Troisième raison : l’expansion internationale des marques, notamment en Asie ou au Moyen-Orient, implique de s’adapter aux spécificités locales, ce que facilite grandement la technologie headless. Cette dernière permet notamment aux entreprises de conserver leurs bases de données dans leur pays d’origine tandis que les sites locaux (front-end) sont hébergés au plus près des clients.

Les acteurs du luxe sont prêts à se donner les moyens d’investir dans de telles transformations, dès lors qu’elles sont identifiées comme stratégiques. On touche là une donnée essentielle du problème : le coût d’une démarche composable est à mettre au regard de ses avantages. Ces derniers sont indéniables, qu’il s’agisse de l’hyper-vitesse ou de la capacité à intégrer de manière flexible les technologies les plus innovantes, en injectant par exemple de l’intelligence artificielle dans la recherche d’articles ou de la réalité virtuelle pour une expérience plus immersive. À la clé, une amélioration de l’expérience et donc de la satisfaction client, avec un impact direct sur les ventes grâce à un meilleur taux de transformation. Le tout sans avoir à faire évoluer sa plateforme à chaque modification portée sur un module.

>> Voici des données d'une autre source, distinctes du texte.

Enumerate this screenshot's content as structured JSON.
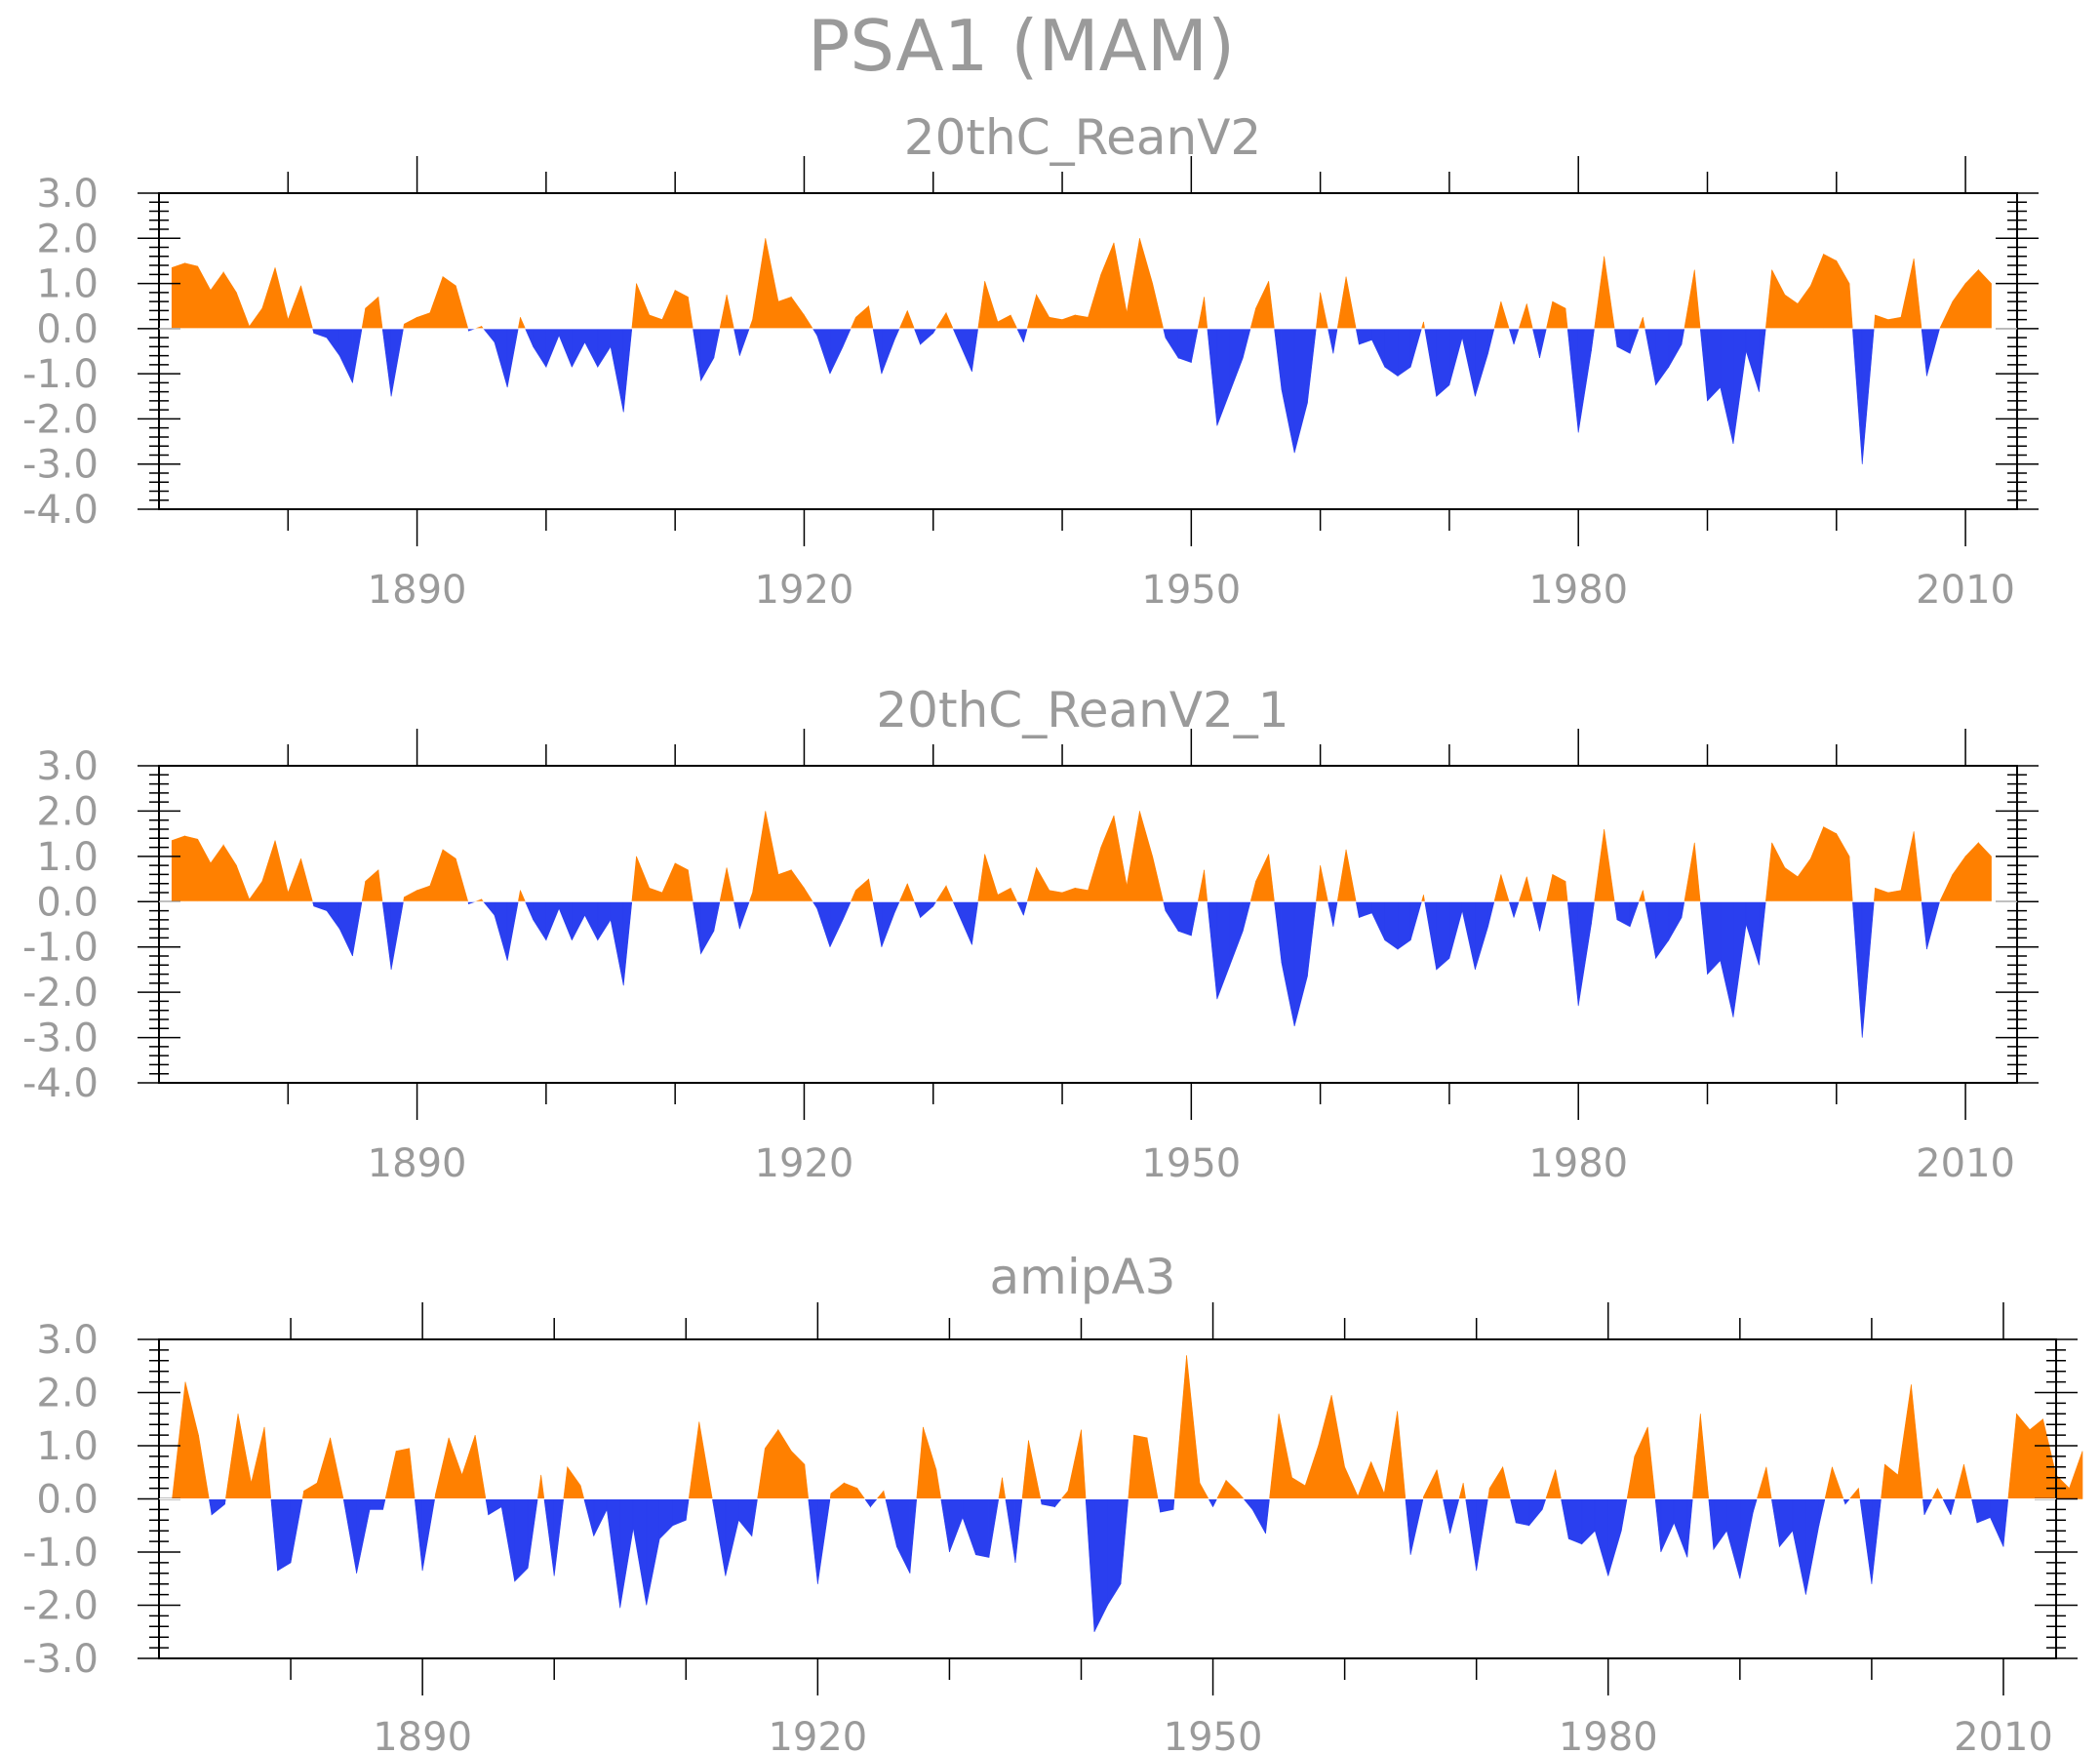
{
  "figure": {
    "title": "PSA1  (MAM)"
  },
  "colors": {
    "positive": "#ff8000",
    "negative": "#2a3fef",
    "axis": "#000000",
    "text": "#9a9a9a"
  },
  "chart_data": [
    {
      "type": "area",
      "title": "20thC_ReanV2",
      "x_start": 1871,
      "x_step": 1,
      "xlim": [
        1870,
        2014
      ],
      "xticks": [
        1890,
        1920,
        1950,
        1980,
        2010
      ],
      "ylim": [
        -4.0,
        3.0
      ],
      "yticks": [
        3.0,
        2.0,
        1.0,
        0.0,
        -1.0,
        -2.0,
        -3.0,
        -4.0
      ],
      "ytick_labels": [
        "3.0",
        "2.0",
        "1.0",
        "0.0",
        "-1.0",
        "-2.0",
        "-3.0",
        "-4.0"
      ],
      "xtick_labels": [
        "1890",
        "1920",
        "1950",
        "1980",
        "2010"
      ],
      "values": [
        1.35,
        1.45,
        1.38,
        0.85,
        1.25,
        0.8,
        0.05,
        0.45,
        1.35,
        0.2,
        0.95,
        -0.1,
        -0.2,
        -0.6,
        -1.2,
        0.45,
        0.7,
        -1.5,
        0.1,
        0.25,
        0.35,
        1.15,
        0.95,
        -0.05,
        0.05,
        -0.3,
        -1.3,
        0.25,
        -0.4,
        -0.85,
        -0.15,
        -0.85,
        -0.3,
        -0.85,
        -0.4,
        -1.85,
        1.0,
        0.3,
        0.2,
        0.85,
        0.7,
        -1.15,
        -0.65,
        0.75,
        -0.6,
        0.2,
        2.0,
        0.6,
        0.7,
        0.3,
        -0.15,
        -1.0,
        -0.4,
        0.25,
        0.5,
        -1.0,
        -0.25,
        0.4,
        -0.35,
        -0.1,
        0.35,
        -0.3,
        -0.95,
        1.05,
        0.15,
        0.3,
        -0.3,
        0.75,
        0.25,
        0.2,
        0.3,
        0.25,
        1.2,
        1.9,
        0.35,
        2.0,
        1.0,
        -0.2,
        -0.65,
        -0.75,
        0.7,
        -2.15,
        -1.4,
        -0.65,
        0.45,
        1.05,
        -1.35,
        -2.75,
        -1.65,
        0.8,
        -0.55,
        1.15,
        -0.35,
        -0.25,
        -0.85,
        -1.05,
        -0.85,
        0.15,
        -1.5,
        -1.25,
        -0.2,
        -1.5,
        -0.55,
        0.6,
        -0.35,
        0.55,
        -0.65,
        0.6,
        0.45,
        -2.3,
        -0.5,
        1.6,
        -0.4,
        -0.55,
        0.25,
        -1.25,
        -0.85,
        -0.35,
        1.3,
        -1.6,
        -1.3,
        -2.55,
        -0.5,
        -1.4,
        1.3,
        0.75,
        0.55,
        0.95,
        1.65,
        1.5,
        1.0,
        -3.0,
        0.3,
        0.2,
        0.25,
        1.55,
        -1.05,
        0.0,
        0.6,
        1.0,
        1.3,
        1.0
      ]
    },
    {
      "type": "area",
      "title": "20thC_ReanV2_1",
      "x_start": 1871,
      "x_step": 1,
      "xlim": [
        1870,
        2014
      ],
      "xticks": [
        1890,
        1920,
        1950,
        1980,
        2010
      ],
      "ylim": [
        -4.0,
        3.0
      ],
      "yticks": [
        3.0,
        2.0,
        1.0,
        0.0,
        -1.0,
        -2.0,
        -3.0,
        -4.0
      ],
      "ytick_labels": [
        "3.0",
        "2.0",
        "1.0",
        "0.0",
        "-1.0",
        "-2.0",
        "-3.0",
        "-4.0"
      ],
      "xtick_labels": [
        "1890",
        "1920",
        "1950",
        "1980",
        "2010"
      ],
      "values": [
        1.35,
        1.45,
        1.38,
        0.85,
        1.25,
        0.8,
        0.05,
        0.45,
        1.35,
        0.2,
        0.95,
        -0.1,
        -0.2,
        -0.6,
        -1.2,
        0.45,
        0.7,
        -1.5,
        0.1,
        0.25,
        0.35,
        1.15,
        0.95,
        -0.05,
        0.05,
        -0.3,
        -1.3,
        0.25,
        -0.4,
        -0.85,
        -0.15,
        -0.85,
        -0.3,
        -0.85,
        -0.4,
        -1.85,
        1.0,
        0.3,
        0.2,
        0.85,
        0.7,
        -1.15,
        -0.65,
        0.75,
        -0.6,
        0.2,
        2.0,
        0.6,
        0.7,
        0.3,
        -0.15,
        -1.0,
        -0.4,
        0.25,
        0.5,
        -1.0,
        -0.25,
        0.4,
        -0.35,
        -0.1,
        0.35,
        -0.3,
        -0.95,
        1.05,
        0.15,
        0.3,
        -0.3,
        0.75,
        0.25,
        0.2,
        0.3,
        0.25,
        1.2,
        1.9,
        0.35,
        2.0,
        1.0,
        -0.2,
        -0.65,
        -0.75,
        0.7,
        -2.15,
        -1.4,
        -0.65,
        0.45,
        1.05,
        -1.35,
        -2.75,
        -1.65,
        0.8,
        -0.55,
        1.15,
        -0.35,
        -0.25,
        -0.85,
        -1.05,
        -0.85,
        0.15,
        -1.5,
        -1.25,
        -0.2,
        -1.5,
        -0.55,
        0.6,
        -0.35,
        0.55,
        -0.65,
        0.6,
        0.45,
        -2.3,
        -0.5,
        1.6,
        -0.4,
        -0.55,
        0.25,
        -1.25,
        -0.85,
        -0.35,
        1.3,
        -1.6,
        -1.3,
        -2.55,
        -0.5,
        -1.4,
        1.3,
        0.75,
        0.55,
        0.95,
        1.65,
        1.5,
        1.0,
        -3.0,
        0.3,
        0.2,
        0.25,
        1.55,
        -1.05,
        0.0,
        0.6,
        1.0,
        1.3,
        1.0
      ]
    },
    {
      "type": "area",
      "title": "amipA3",
      "x_start": 1871,
      "x_step": 1,
      "xlim": [
        1870,
        2014
      ],
      "xticks": [
        1890,
        1920,
        1950,
        1980,
        2010
      ],
      "ylim": [
        -3.0,
        3.0
      ],
      "yticks": [
        3.0,
        2.0,
        1.0,
        0.0,
        -1.0,
        -2.0,
        -3.0
      ],
      "ytick_labels": [
        "3.0",
        "2.0",
        "1.0",
        "0.0",
        "-1.0",
        "-2.0",
        "-3.0"
      ],
      "xtick_labels": [
        "1890",
        "1920",
        "1950",
        "1980",
        "2010"
      ],
      "values": [
        0.0,
        2.2,
        1.2,
        -0.3,
        -0.1,
        1.6,
        0.3,
        1.35,
        -1.35,
        -1.2,
        0.15,
        0.3,
        1.15,
        0.0,
        -1.4,
        -0.2,
        -0.2,
        0.9,
        0.95,
        -1.35,
        0.1,
        1.15,
        0.45,
        1.2,
        -0.3,
        -0.15,
        -1.55,
        -1.3,
        0.45,
        -1.45,
        0.6,
        0.25,
        -0.7,
        -0.2,
        -2.05,
        -0.55,
        -2.0,
        -0.75,
        -0.5,
        -0.4,
        1.45,
        0.0,
        -1.45,
        -0.4,
        -0.7,
        0.95,
        1.3,
        0.9,
        0.65,
        -1.6,
        0.1,
        0.3,
        0.2,
        -0.15,
        0.15,
        -0.9,
        -1.4,
        1.35,
        0.55,
        -1.0,
        -0.35,
        -1.05,
        -1.1,
        0.4,
        -1.2,
        1.1,
        -0.1,
        -0.15,
        0.15,
        1.3,
        -2.5,
        -2.0,
        -1.6,
        1.2,
        1.15,
        -0.25,
        -0.2,
        2.7,
        0.3,
        -0.15,
        0.35,
        0.1,
        -0.2,
        -0.65,
        1.6,
        0.4,
        0.25,
        1.0,
        1.95,
        0.6,
        0.05,
        0.7,
        0.1,
        1.65,
        -1.05,
        0.05,
        0.55,
        -0.65,
        0.3,
        -1.35,
        0.2,
        0.6,
        -0.45,
        -0.5,
        -0.2,
        0.55,
        -0.75,
        -0.85,
        -0.6,
        -1.45,
        -0.6,
        0.8,
        1.35,
        -1.0,
        -0.45,
        -1.1,
        1.6,
        -0.95,
        -0.6,
        -1.5,
        -0.25,
        0.6,
        -0.9,
        -0.6,
        -1.8,
        -0.5,
        0.6,
        -0.1,
        0.2,
        -1.6,
        0.65,
        0.45,
        2.15,
        -0.3,
        0.2,
        -0.3,
        0.65,
        -0.45,
        -0.35,
        -0.9,
        1.6,
        1.3,
        1.5,
        0.45,
        0.2,
        0.9
      ]
    }
  ]
}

L’approche headless fait la course en tête

Les maisons de luxe ont bénéficié d’un boom des ventes en ligne pendant les confinements. Selon le cabinet Bain, leur part a doublé entre 2019 et 2020, passant de 12 % à 23 % pour s’élever à 49 milliards d’euros. Pour répondre aux attentes élevées de leur clientèle ultra-connectée, en quête d’immédiateté, elles doivent se mettre en position d’interagir en temps réel. Cette révolution suppose une migration complète de l’infrastructure vers le cloud et de solides équipes SI, afin de maintenir à flot tout le système. Les équipes métiers doivent quant à elle apprendre à jongler entre les solutions de gestion des produits, de search, d’e-commerce… La MACH Alliance permet de faciliter l’adoption de ces produits venus d’horizons divers en garantissant une compatibilité élevée.

Ce qui amène à une considération centrale : il faut savoir faire preuve de mesure entre une approche 100 % monolithique ou 100 % composable. Plusieurs marques se sont essayées avec succès à emprunter le meilleur des deux mondes ou à scinder leurs approches.

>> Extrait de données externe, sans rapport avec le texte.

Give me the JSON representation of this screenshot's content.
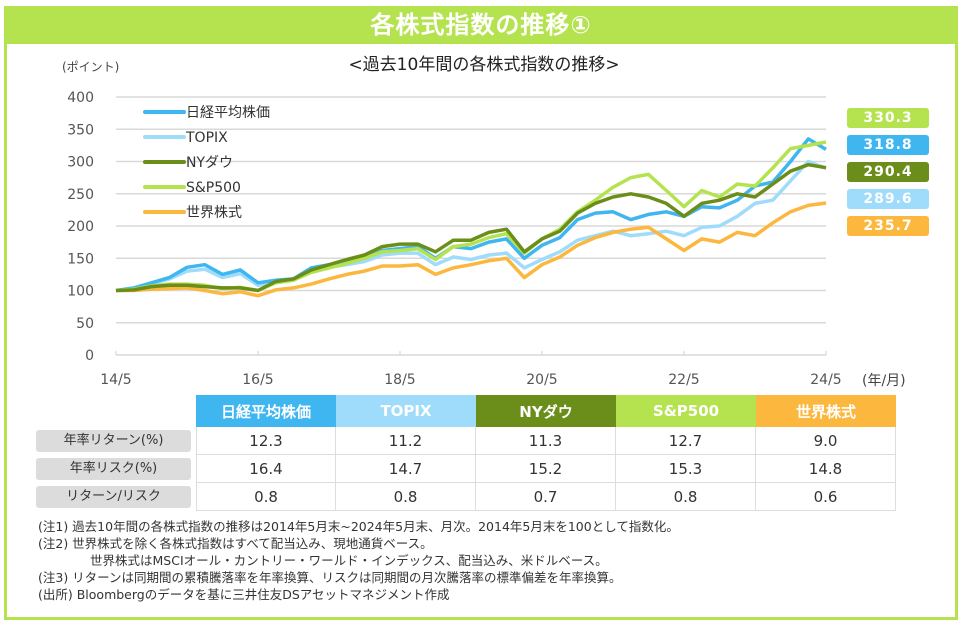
{
  "header": {
    "title": "各株式指数の推移①"
  },
  "subtitle": "<過去10年間の各株式指数の推移>",
  "y_unit": "(ポイント)",
  "x_unit": "(年/月)",
  "chart_data": {
    "type": "line",
    "title": "過去10年間の各株式指数の推移",
    "xlabel": "(年/月)",
    "ylabel": "(ポイント)",
    "ylim": [
      0,
      400
    ],
    "yticks": [
      "0",
      "50",
      "100",
      "150",
      "200",
      "250",
      "300",
      "350",
      "400"
    ],
    "ytick_values": [
      0,
      50,
      100,
      150,
      200,
      250,
      300,
      350,
      400
    ],
    "xticks": [
      "14/5",
      "16/5",
      "18/5",
      "20/5",
      "22/5",
      "24/5"
    ],
    "xtick_months": [
      0,
      24,
      48,
      72,
      96,
      120
    ],
    "x_months_step": 3,
    "x_count": 41,
    "grid": true,
    "legend_position": "top-left",
    "series": [
      {
        "name": "日経平均株価",
        "color": "#3fb6f0",
        "values": [
          100,
          104,
          112,
          120,
          136,
          140,
          125,
          132,
          112,
          116,
          118,
          135,
          140,
          145,
          150,
          162,
          165,
          168,
          150,
          168,
          165,
          175,
          180,
          150,
          170,
          182,
          210,
          220,
          222,
          210,
          218,
          222,
          215,
          230,
          228,
          240,
          262,
          268,
          300,
          335,
          318.8
        ]
      },
      {
        "name": "TOPIX",
        "color": "#9fdcfb",
        "values": [
          100,
          103,
          110,
          118,
          130,
          133,
          120,
          126,
          108,
          112,
          116,
          132,
          136,
          140,
          145,
          155,
          158,
          158,
          140,
          152,
          148,
          155,
          158,
          135,
          148,
          160,
          178,
          185,
          192,
          185,
          188,
          192,
          185,
          198,
          200,
          215,
          235,
          240,
          270,
          300,
          289.6
        ]
      },
      {
        "name": "NYダウ",
        "color": "#6b8e1a",
        "values": [
          100,
          101,
          106,
          108,
          108,
          106,
          104,
          104,
          100,
          114,
          118,
          132,
          140,
          148,
          155,
          168,
          172,
          172,
          160,
          178,
          178,
          190,
          195,
          160,
          180,
          192,
          220,
          235,
          245,
          250,
          245,
          235,
          215,
          235,
          240,
          250,
          245,
          265,
          285,
          295,
          290.4
        ]
      },
      {
        "name": "S&P500",
        "color": "#b5e350",
        "values": [
          100,
          102,
          107,
          110,
          110,
          108,
          103,
          105,
          100,
          112,
          116,
          128,
          135,
          142,
          150,
          160,
          162,
          165,
          148,
          168,
          172,
          182,
          188,
          158,
          180,
          195,
          222,
          240,
          260,
          275,
          280,
          255,
          230,
          255,
          245,
          265,
          262,
          290,
          320,
          325,
          330.3
        ]
      },
      {
        "name": "世界株式",
        "color": "#fbb73e",
        "values": [
          100,
          100,
          102,
          103,
          104,
          100,
          95,
          98,
          92,
          101,
          104,
          110,
          118,
          125,
          130,
          138,
          138,
          140,
          125,
          135,
          140,
          146,
          150,
          120,
          140,
          152,
          170,
          182,
          190,
          195,
          198,
          180,
          162,
          180,
          175,
          190,
          185,
          205,
          222,
          232,
          235.7
        ]
      }
    ],
    "end_labels": [
      {
        "value": "330.3",
        "series": "S&P500"
      },
      {
        "value": "318.8",
        "series": "日経平均株価"
      },
      {
        "value": "290.4",
        "series": "NYダウ"
      },
      {
        "value": "289.6",
        "series": "TOPIX"
      },
      {
        "value": "235.7",
        "series": "世界株式"
      }
    ]
  },
  "table": {
    "headers": [
      {
        "label": "日経平均株価",
        "color": "#3fb6f0"
      },
      {
        "label": "TOPIX",
        "color": "#9fdcfb"
      },
      {
        "label": "NYダウ",
        "color": "#6b8e1a"
      },
      {
        "label": "S&P500",
        "color": "#b5e350"
      },
      {
        "label": "世界株式",
        "color": "#fbb73e"
      }
    ],
    "rows": [
      {
        "label": "年率リターン(%)",
        "values": [
          "12.3",
          "11.2",
          "11.3",
          "12.7",
          "9.0"
        ]
      },
      {
        "label": "年率リスク(%)",
        "values": [
          "16.4",
          "14.7",
          "15.2",
          "15.3",
          "14.8"
        ]
      },
      {
        "label": "リターン/リスク",
        "values": [
          "0.8",
          "0.8",
          "0.7",
          "0.8",
          "0.6"
        ]
      }
    ]
  },
  "notes": [
    "(注1) 過去10年間の各株式指数の推移は2014年5月末~2024年5月末、月次。2014年5月末を100として指数化。",
    "(注2) 世界株式を除く各株式指数はすべて配当込み、現地通貨ベース。",
    "世界株式はMSCIオール・カントリー・ワールド・インデックス、配当込み、米ドルベース。",
    "(注3) リターンは同期間の累積騰落率を年率換算、リスクは同期間の月次騰落率の標準偏差を年率換算。",
    "(出所) Bloombergのデータを基に三井住友DSアセットマネジメント作成"
  ]
}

Une maison de haute couture a tout à gagner à basculer vers une architecture composable tandis qu’un spécialiste des cosmétiques, caractérisé par de forts volumes et un moindre besoin de complexité quant aux environnements proposés au client, devra sans doute privilégier une approche plus classique. Un groupe possédant plusieurs marques de mode ayant chacune son territoire bien défini pourra préférer  le headless pour ses interfaces clients afin de personnaliser la présentation de son contenu par marque et par pays, tout en gardant le même cœur de réacteur.

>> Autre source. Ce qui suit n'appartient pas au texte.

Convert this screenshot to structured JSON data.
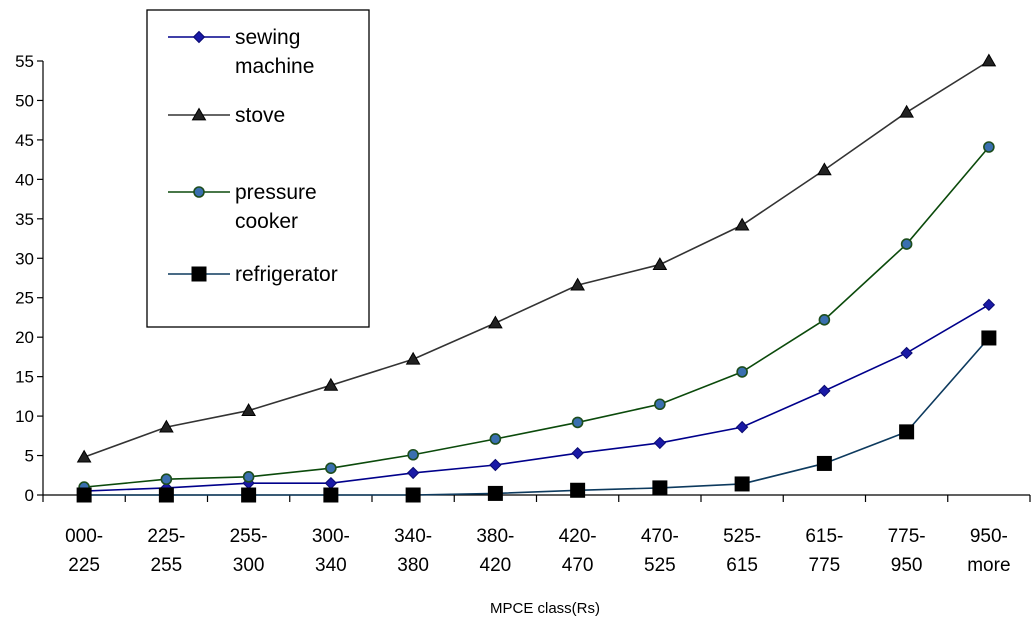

Si la bascule complète vers le composable commerce ne convient pas à tout le monde, la question du headless s’avère incontournable pour l’ensemble des maisons de luxe. Il s’agit de la première étape à envisager avant d’aller plus loin, le cas échéant. Avancer pas à pas permet de ménager ses équipes – tant informatiques que métiers – et préserve la continuité des opérations, à condition d’investir leur formation et leur accompagnement, alors même que les technologies se multiplient.

Pour les entreprises, le headless marque un véritable point de départ. Une fois que le découplage entre le front et le back effectué, les entreprises se posent naturellement la question des fonctionnalités à ajouter, tel un CMS. Faudra-t-il ensuite optimiser le module de recherche d’articles ou d’autres ? À chacun d’évaluer la part de composable commerce à introduire, en fonction de ses priorités stratégiques sans perdre de vue le rapport coût-efficacité. Serai-je plus performant avec une architecture à 20 % ou 50 % composable ? Avec l’omnicanalité et le headless, le suivi de la performance est donc le troisième pilier d’une entrée réussie dans le monde composable, au service de l’excellence.